Os contratos inteligentes e as criptomoedas (Bitcoin) foram os dois temas abordados esta manhã na conferência promovida pelo conselho da Madeira da Ordem dos Advogados. Fernando Araújo, professor catedrático da Faculdade de Direito da Universidade de Lisboa e Paulo Duarte, advogado e professor universitário, foram os oradores convidados deste encontro.

Ao JM, Fernando Araújo explicou que os contratos inteligentes surgiram na sequência de uma evolução tecnológica e que os mesmos vieram "ameaçar" algumas das profissões tradicionais da área do Direito, visto quererem introduzir formas de funcionamento das atividades económicas baseadas em ligações e em registos que não são aqueles com os quais o Direito tradicionalmente lidou.

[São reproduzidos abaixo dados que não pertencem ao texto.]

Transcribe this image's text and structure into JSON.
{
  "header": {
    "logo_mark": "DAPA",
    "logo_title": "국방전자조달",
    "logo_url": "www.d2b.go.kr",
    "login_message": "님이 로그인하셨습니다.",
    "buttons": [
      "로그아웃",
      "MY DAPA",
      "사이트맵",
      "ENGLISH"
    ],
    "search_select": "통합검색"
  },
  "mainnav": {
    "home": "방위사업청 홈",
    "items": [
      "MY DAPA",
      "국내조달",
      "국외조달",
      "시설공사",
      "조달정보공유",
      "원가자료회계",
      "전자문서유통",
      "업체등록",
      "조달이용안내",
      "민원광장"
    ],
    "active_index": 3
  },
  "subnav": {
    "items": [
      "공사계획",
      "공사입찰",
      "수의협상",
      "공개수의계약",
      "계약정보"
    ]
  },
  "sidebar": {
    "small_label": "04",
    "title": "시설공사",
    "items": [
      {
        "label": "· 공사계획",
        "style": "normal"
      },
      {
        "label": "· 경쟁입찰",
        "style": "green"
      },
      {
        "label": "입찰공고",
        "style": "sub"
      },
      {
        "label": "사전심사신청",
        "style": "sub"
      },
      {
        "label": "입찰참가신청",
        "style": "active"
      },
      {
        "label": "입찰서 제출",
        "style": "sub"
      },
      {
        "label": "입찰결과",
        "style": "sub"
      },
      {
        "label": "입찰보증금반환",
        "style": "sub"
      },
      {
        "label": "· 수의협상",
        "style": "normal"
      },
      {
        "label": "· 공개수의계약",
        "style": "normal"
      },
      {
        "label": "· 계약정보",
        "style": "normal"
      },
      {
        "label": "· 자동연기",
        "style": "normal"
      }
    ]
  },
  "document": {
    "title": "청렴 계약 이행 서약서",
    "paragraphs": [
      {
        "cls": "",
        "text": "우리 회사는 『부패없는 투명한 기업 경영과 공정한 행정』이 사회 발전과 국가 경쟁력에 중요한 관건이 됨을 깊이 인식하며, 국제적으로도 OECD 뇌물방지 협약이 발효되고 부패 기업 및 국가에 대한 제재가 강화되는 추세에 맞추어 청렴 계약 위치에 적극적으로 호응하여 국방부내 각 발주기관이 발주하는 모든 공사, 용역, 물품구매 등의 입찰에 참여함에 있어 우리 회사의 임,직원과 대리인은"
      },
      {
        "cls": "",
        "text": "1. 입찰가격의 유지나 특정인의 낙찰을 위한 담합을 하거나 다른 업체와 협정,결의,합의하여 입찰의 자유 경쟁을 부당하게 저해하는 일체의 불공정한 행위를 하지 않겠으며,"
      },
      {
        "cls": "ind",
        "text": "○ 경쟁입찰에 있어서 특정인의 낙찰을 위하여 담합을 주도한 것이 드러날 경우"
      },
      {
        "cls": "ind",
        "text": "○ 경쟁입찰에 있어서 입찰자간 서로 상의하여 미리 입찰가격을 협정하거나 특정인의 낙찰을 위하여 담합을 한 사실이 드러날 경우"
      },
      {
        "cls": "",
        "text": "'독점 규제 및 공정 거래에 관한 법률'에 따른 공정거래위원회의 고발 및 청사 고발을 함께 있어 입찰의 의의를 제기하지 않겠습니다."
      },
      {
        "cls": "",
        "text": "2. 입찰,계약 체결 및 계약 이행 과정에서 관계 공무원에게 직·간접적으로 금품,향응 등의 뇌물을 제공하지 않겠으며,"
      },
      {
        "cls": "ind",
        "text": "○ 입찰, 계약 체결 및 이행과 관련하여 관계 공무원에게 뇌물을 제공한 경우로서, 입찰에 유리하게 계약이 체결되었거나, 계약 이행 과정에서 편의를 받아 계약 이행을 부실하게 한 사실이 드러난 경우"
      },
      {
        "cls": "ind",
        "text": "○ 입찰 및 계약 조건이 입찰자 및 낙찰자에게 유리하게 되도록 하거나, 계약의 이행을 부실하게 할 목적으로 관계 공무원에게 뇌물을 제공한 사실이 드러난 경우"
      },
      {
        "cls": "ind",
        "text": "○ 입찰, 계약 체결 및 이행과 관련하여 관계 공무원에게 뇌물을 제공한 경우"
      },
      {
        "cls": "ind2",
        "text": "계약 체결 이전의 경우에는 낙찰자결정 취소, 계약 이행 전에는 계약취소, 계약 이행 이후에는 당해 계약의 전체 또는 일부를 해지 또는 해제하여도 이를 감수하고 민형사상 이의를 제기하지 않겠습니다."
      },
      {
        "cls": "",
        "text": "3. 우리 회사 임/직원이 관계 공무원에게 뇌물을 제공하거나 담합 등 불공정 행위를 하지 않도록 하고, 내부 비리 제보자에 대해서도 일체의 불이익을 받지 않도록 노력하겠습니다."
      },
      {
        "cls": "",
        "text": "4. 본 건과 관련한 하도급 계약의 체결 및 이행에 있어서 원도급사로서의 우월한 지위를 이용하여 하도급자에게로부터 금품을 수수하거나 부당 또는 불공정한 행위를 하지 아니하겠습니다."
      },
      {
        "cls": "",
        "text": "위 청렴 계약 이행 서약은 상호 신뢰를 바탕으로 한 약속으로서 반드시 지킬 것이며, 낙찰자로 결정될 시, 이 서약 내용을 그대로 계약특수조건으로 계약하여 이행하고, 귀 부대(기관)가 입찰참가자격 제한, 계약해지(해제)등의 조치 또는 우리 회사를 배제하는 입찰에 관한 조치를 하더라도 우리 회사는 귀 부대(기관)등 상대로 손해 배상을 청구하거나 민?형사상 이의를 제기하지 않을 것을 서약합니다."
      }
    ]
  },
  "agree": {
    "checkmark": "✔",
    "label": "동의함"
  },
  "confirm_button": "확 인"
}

O orador disse ainda que é necessário saber-se o que é que está implicado nesta nova tecnologia, que é ainda muito recente, e quais são as suas vantagens e riscos.

Aliás, este assunto está intimamente ligado ao segundo tema que foi abordado nesta conferência.

Sendo o contrato inteligente um programa de computador que guarda as regras de negócio previamente estabelecidas entre as partes envolvidas nos termos de um contrato, este tem sido bastante utilizado pelos investidores da Bitcoin. Aliás, em 2017, muitas empresas e corporações já experimentaram o Bitcoin para executar contratos inteligentes.

Gerador de alguma desconfiança e incerteza, em especial no âmbito jurídico, as criptomoedas, como o Bitcoin, têm levantado, segundo o advogado Paulo Duarte, muitas dúvidas sobretudo no que diz respeito ao seu tratamento ao nível fiscal.

Se há quem não as reconheça como dinheiro, dentro da concepção jurídica, fica então a dúvida em relação à segurança jurídica dos negócios efetuados com as criptomoedas.

Apesar o advogado entender que as criptomoedas são, na verdade, dinheiro, reconhece, por outro lado, que é um tema controverso que precisa de ser ainda mais trabalhado e que é preciso garantir a proteção dos investidores.